Learning checkpoints

  1. In one sentence, how does meiosis support genetic diversity in a species?
    Sample answer: It shuffles alleles and halves the chromosome number so offspring inherit new combinations from two parents.

  2. Why is DNA described as a “code” for traits?
    Sample answer: The sequence in DNA is copied into instructions that cells use to build proteins, which influence an organism’s characteristics.

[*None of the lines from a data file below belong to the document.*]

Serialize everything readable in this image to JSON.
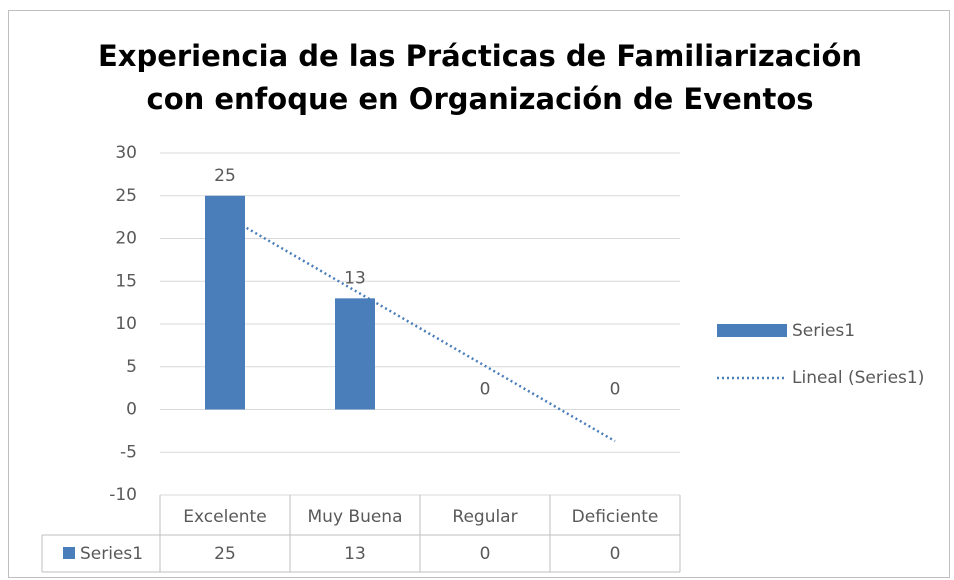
{
  "chart_data": {
    "type": "bar",
    "title": [
      "Experiencia de las Prácticas de Familiarización",
      "con enfoque en Organización de Eventos"
    ],
    "categories": [
      "Excelente",
      "Muy Buena",
      "Regular",
      "Deficiente"
    ],
    "series": [
      {
        "name": "Series1",
        "color": "#4a7ebb",
        "values": [
          25,
          13,
          0,
          0
        ]
      }
    ],
    "trendline": {
      "name": "Lineal (Series1)",
      "kind": "linear",
      "color": "#4a7ebb"
    },
    "ylim": [
      -10,
      30
    ],
    "yticks": [
      -10,
      -5,
      0,
      5,
      10,
      15,
      20,
      25,
      30
    ],
    "grid": true,
    "legend": "right",
    "data_table": true
  }
}
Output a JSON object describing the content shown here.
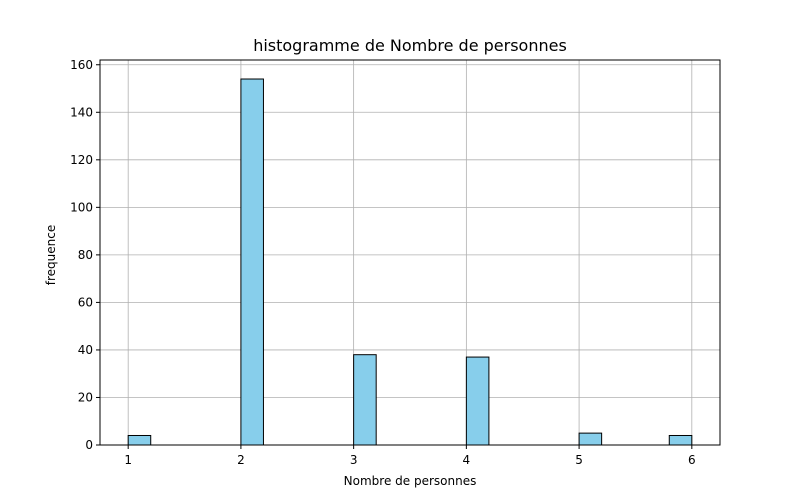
{
  "chart_data": {
    "type": "bar",
    "title": "histogramme de Nombre de personnes",
    "xlabel": "Nombre de personnes",
    "ylabel": "frequence",
    "xlim": [
      0.75,
      6.25
    ],
    "ylim": [
      0,
      162
    ],
    "xticks": [
      1,
      2,
      3,
      4,
      5,
      6
    ],
    "yticks": [
      0,
      20,
      40,
      60,
      80,
      100,
      120,
      140,
      160
    ],
    "grid": true,
    "bar_color": "#87ceeb",
    "edge_color": "#000000",
    "bins": [
      {
        "x0": 1.0,
        "x1": 1.2,
        "value": 4
      },
      {
        "x0": 2.0,
        "x1": 2.2,
        "value": 154
      },
      {
        "x0": 3.0,
        "x1": 3.2,
        "value": 38
      },
      {
        "x0": 4.0,
        "x1": 4.2,
        "value": 37
      },
      {
        "x0": 5.0,
        "x1": 5.2,
        "value": 5
      },
      {
        "x0": 5.8,
        "x1": 6.0,
        "value": 4
      }
    ]
  }
}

AC9S10U02 — Evolution by natural selection

Students learn to: use the theory of evolution by natural selection to explain past and present diversity and analyse the scientific evidence supporting the theory.

Core ideas

  • Variation in populations, heritable traits, differential survival and reproduction, and time explain adaptive change.
  • Evidence includes the fossil record, comparative anatomy (homologous structures), molecular similarities (DNA/proteins), biogeography, and observed change in some populations.

Learning checkpoints

  1. Name two lines of evidence that support common ancestry.
    Sample answer: Fossil sequences showing gradual change; similar bone patterns in different species adapted to different roles.

  2. How does natural selection differ from an organism “trying” to adapt?
    Sample answer: Selection acts on existing variation; individuals do not choose beneficial mutations—advantageous traits become more common because those individuals tend to leave more offspring.